From Tony Osauzo, Benin
Alleged plan by Governor Godwin Obaseki to acquire the premises of the Edo State Council of the Nigeria Union of Journalists located at No. 1, Gabriel Igbinedion Way in Benin City is generating tension among journalists in the state.
The secretariat of the union, popularly known as ‘Press Centre’ was built in the early 70s by the late Military Governor of the defunct Mid-West/Bendel State, Brig.-Gen. Samuel Ogbemudia on an expanse of land donated to the NUJ by the then Benin monarch, Oba Akenzua.
The government’s plot to take over the property was exposed when the Functioning Director of Lands, Edo State Geographic Information Service (EDOGIS), Mrs. Lydia Igbinigie, wrote to the Chairman of the Edo NUJ, Festus Alenkhe, on the land matter, while the Managing Director of EDOGIS, Mrs. Osaro Aihie, also called him on the same matter.
It was learnt that the government is interested in acquiring the property, especially the Union’s expanse of undeveloped land behind the secretariat for the building of its proposed Edo Museum of West African Arts (EMOWAA) and Cultural District.
The expatriates that would handle the project were reportedly sited at NUJ press centre on Thursday while carrying out inspection of the site and were accompanied by fully armed policemen.
On Thursday afternoon, past chairmen of the union met with the Secretary to the State Government, Osarodion Ogie, followed by another meeting yesterday morning of concerned elders and stakeholders of the union with the SSG in his office on the land matter. He was quoted as saying that he was not aware of the land tussle and demolition bid, but promised to get the details.
Meanwhile, the Edo State Government, yesterday, stated that it had no plan whatsoever to demolish the NUJ building or build a museum on the site.
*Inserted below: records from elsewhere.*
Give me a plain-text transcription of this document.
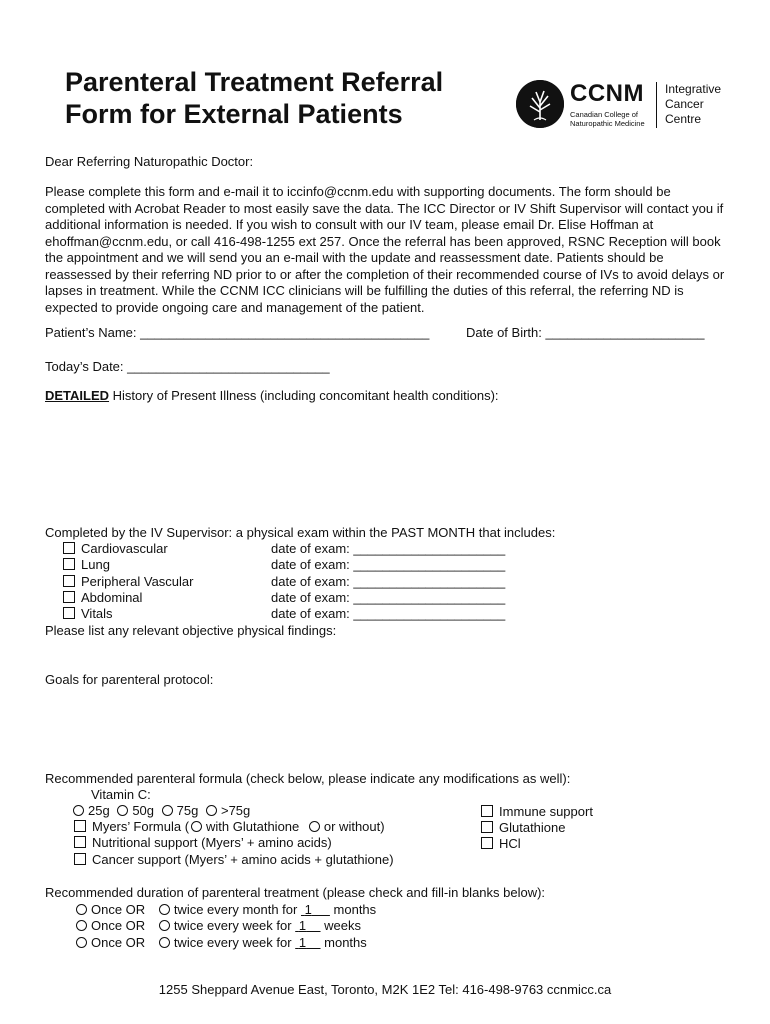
Parenteral Treatment Referral
Form for External Patients
CCNM
Canadian College of
Naturopathic Medicine
Integrative
Cancer
Centre
Dear Referring Naturopathic Doctor:
Please complete this form and e-mail it to iccinfo@ccnm.edu with supporting documents. The form should be completed with Acrobat Reader to most easily save the data. The ICC Director or IV Shift Supervisor will contact you if additional information is needed. If you wish to consult with our IV team, please email Dr. Elise Hoffman at ehoffman@ccnm.edu, or call 416-498-1255 ext 257. Once the referral has been approved, RSNC Reception will book the appointment and we will send you an e-mail with the update and reassessment date. Patients should be reassessed by their referring ND prior to or after the completion of their recommended course of IVs to avoid delays or lapses in treatment. While the CCNM ICC clinicians will be fulfilling the duties of this referral, the referring ND is expected to provide ongoing care and management of the patient.
Patient’s Name: ________________________________________	Date of Birth: ______________________
Today’s Date: ____________________________
DETAILED History of Present Illness (including concomitant health conditions):
Completed by the IV Supervisor: a physical exam within the PAST MONTH that includes:
Cardiovascular	date of exam: _____________________
Lung	date of exam: _____________________
Peripheral Vascular	date of exam: _____________________
Abdominal	date of exam: _____________________
Vitals	date of exam: _____________________
Please list any relevant objective physical findings:
Goals for parenteral protocol:
Recommended parenteral formula (check below, please indicate any modifications as well):
Vitamin C:
25g 50g 75g >75g
Myers’ Formula ( with Glutathione or without)
Nutritional support (Myers’ + amino acids)
Cancer support (Myers’ + amino acids + glutathione)
Immune support
Glutathione
HCl
Recommended duration of parenteral treatment (please check and fill-in blanks below):
Once OR twice every month for 1 months
Once OR twice every week for 1 weeks
Once OR twice every week for 1 months
1255 Sheppard Avenue East, Toronto, M2K 1E2 Tel: 416-498-9763 ccnmicc.ca
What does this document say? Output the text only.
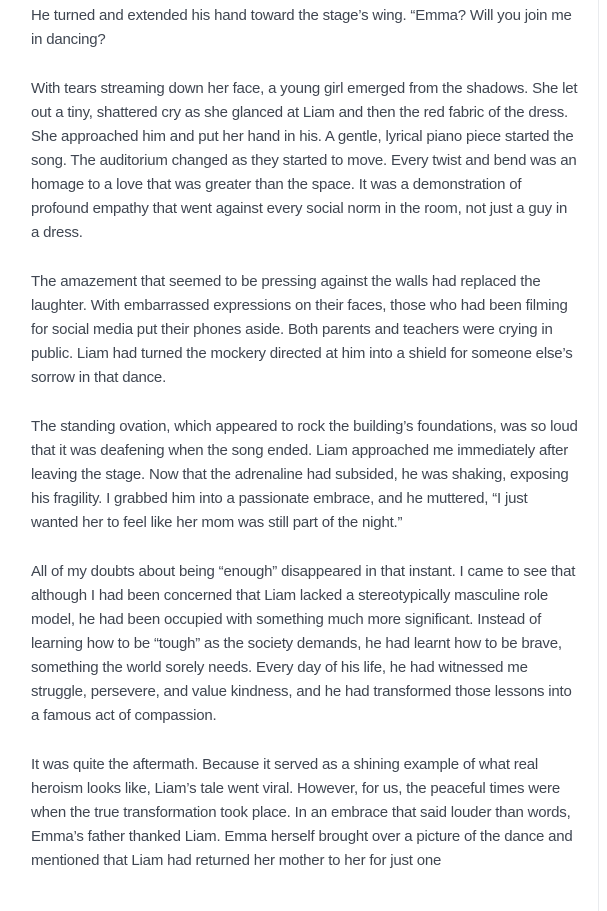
He turned and extended his hand toward the stage’s wing. “Emma? Will you join me in dancing?

With tears streaming down her face, a young girl emerged from the shadows. She let out a tiny, shattered cry as she glanced at Liam and then the red fabric of the dress. She approached him and put her hand in his. A gentle, lyrical piano piece started the song. The auditorium changed as they started to move. Every twist and bend was an homage to a love that was greater than the space. It was a demonstration of profound empathy that went against every social norm in the room, not just a guy in a dress.

The amazement that seemed to be pressing against the walls had replaced the laughter. With embarrassed expressions on their faces, those who had been filming for social media put their phones aside. Both parents and teachers were crying in public. Liam had turned the mockery directed at him into a shield for someone else’s sorrow in that dance.

The standing ovation, which appeared to rock the building’s foundations, was so loud that it was deafening when the song ended. Liam approached me immediately after leaving the stage. Now that the adrenaline had subsided, he was shaking, exposing his fragility. I grabbed him into a passionate embrace, and he muttered, “I just wanted her to feel like her mom was still part of the night.”

All of my doubts about being “enough” disappeared in that instant. I came to see that although I had been concerned that Liam lacked a stereotypically masculine role model, he had been occupied with something much more significant. Instead of learning how to be “tough” as the society demands, he had learnt how to be brave, something the world sorely needs. Every day of his life, he had witnessed me struggle, persevere, and value kindness, and he had transformed those lessons into a famous act of compassion.

It was quite the aftermath. Because it served as a shining example of what real heroism looks like, Liam’s tale went viral. However, for us, the peaceful times were when the true transformation took place. In an embrace that said louder than words, Emma’s father thanked Liam. Emma herself brought over a picture of the dance and mentioned that Liam had returned her mother to her for just one
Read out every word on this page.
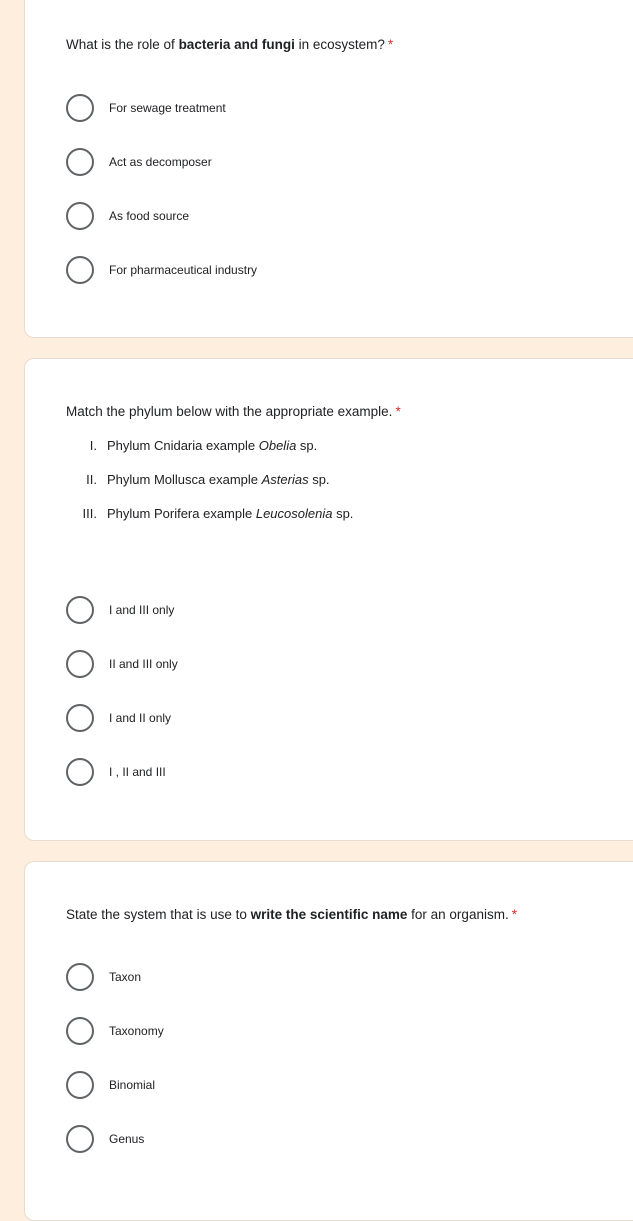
What is the role of bacteria and fungi in ecosystem? *
For sewage treatment
Act as decomposer
As food source
For pharmaceutical industry
Match the phylum below with the appropriate example. *
I. Phylum Cnidaria example Obelia sp.
II. Phylum Mollusca example Asterias sp.
III. Phylum Porifera example Leucosolenia sp.
I and III only
II and III only
I and II only
I , II and III
State the system that is use to write the scientific name for an organism. *
Taxon
Taxonomy
Binomial
Genus
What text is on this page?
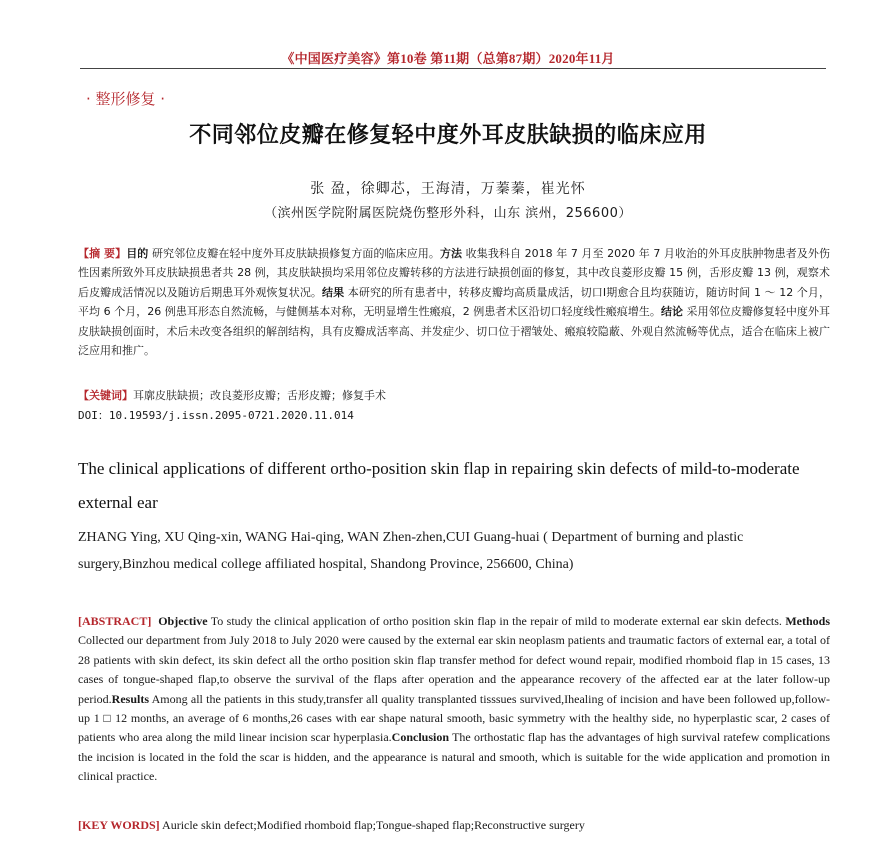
《中国医疗美容》第10卷 第11期（总第87期）2020年11月
· 整形修复 ·
不同邻位皮瓣在修复轻中度外耳皮肤缺损的临床应用
张 盈，徐卿芯，王海清，万蓁蓁，崔光怀
（滨州医学院附属医院烧伤整形外科，山东 滨州，256600）
【摘 要】目的 研究邻位皮瓣在轻中度外耳皮肤缺损修复方面的临床应用。方法 收集我科自 2018 年 7 月至 2020 年 7 月收治的外耳皮肤肿物患者及外伤性因素所致外耳皮肤缺损患者共 28 例，其皮肤缺损均采用邻位皮瓣转移的方法进行缺损创面的修复，其中改良菱形皮瓣 15 例，舌形皮瓣 13 例，观察术后皮瓣成活情况以及随访后期患耳外观恢复状况。结果 本研究的所有患者中，转移皮瓣均高质量成活，切口Ⅰ期愈合且均获随访，随访时间 1 ～ 12 个月，平均 6 个月，26 例患耳形态自然流畅，与健侧基本对称，无明显增生性瘢痕，2 例患者术区沿切口轻度线性瘢痕增生。结论 采用邻位皮瓣修复轻中度外耳皮肤缺损创面时，术后未改变各组织的解剖结构，具有皮瓣成活率高、并发症少、切口位于褶皱处、瘢痕较隐蔽、外观自然流畅等优点，适合在临床上被广泛应用和推广。
【关键词】耳廓皮肤缺损；改良菱形皮瓣；舌形皮瓣；修复手术
DOI：10.19593/j.issn.2095-0721.2020.11.014
The clinical applications of different ortho-position skin flap in repairing skin defects of mild-to-moderate external ear
ZHANG Ying, XU Qing-xin, WANG Hai-qing, WAN Zhen-zhen,CUI Guang-huai ( Department of burning and plastic surgery,Binzhou medical college affiliated hospital, Shandong Province, 256600, China)
[ABSTRACT] Objective To study the clinical application of ortho position skin flap in the repair of mild to moderate external ear skin defects. Methods Collected our department from July 2018 to July 2020 were caused by the external ear skin neoplasm patients and traumatic factors of external ear, a total of 28 patients with skin defect, its skin defect all the ortho position skin flap transfer method for defect wound repair, modified rhomboid flap in 15 cases, 13 cases of tongue-shaped flap,to observe the survival of the flaps after operation and the appearance recovery of the affected ear at the later follow-up period.Results Among all the patients in this study,transfer all quality transplanted tisssues survived,Ihealing of incision and have been followed up,follow-up 1 □ 12 months, an average of 6 months,26 cases with ear shape natural smooth, basic symmetry with the healthy side, no hyperplastic scar, 2 cases of patients who area along the mild linear incision scar hyperplasia.Conclusion The orthostatic flap has the advantages of high survival ratefew complications the incision is located in the fold the scar is hidden, and the appearance is natural and smooth, which is suitable for the wide application and promotion in clinical practice.
[KEY WORDS] Auricle skin defect;Modified rhomboid flap;Tongue-shaped flap;Reconstructive surgery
The Commissioner for Communication and Orientation, Chris Nehikhare, in a statement, disclosed that the state government was conducting initial survey and study in connection with the preservation and protection of the walls and moats, adding that the NUJ site borders some of the most visible sections of the walls and moats in the city. He stated that archaeologists and specialist architects had visited areas around the moats with a view to determining how best to assist the National Commission of Museums and Monuments with the preservation of the moats.
“The ancient walls and moats of Benin are one of the greatest achievements of medieval Africa, some of which date back to the 12th century.
“Unfortunately they have suffered significantly in recent times due to environmental pressures, urban growth and encroachment.
“EDSG is working with institutions like the NCMM and EMOWAA who are vested and interested in improving our systems of heritage management, are developing a comprehensive programme of research, conservation management and public education centred on these monuments.
“Our goal is to find ways to protect moats and walls, and also to consider ways to highlight the moats to encourage tourism and accessibility.
“It can be rightly stated that the media practitioners have not only enjoyed a cordial working relationship with our government, but have enjoyed an unfettered rein of reportage. In line with government’s tradition of presenting the facts of all matters for public scrutiny and understanding, we are compelled to inform the general public of EDSG well-intentioned and very deliberate action in our drive to create a tourism market in our state.”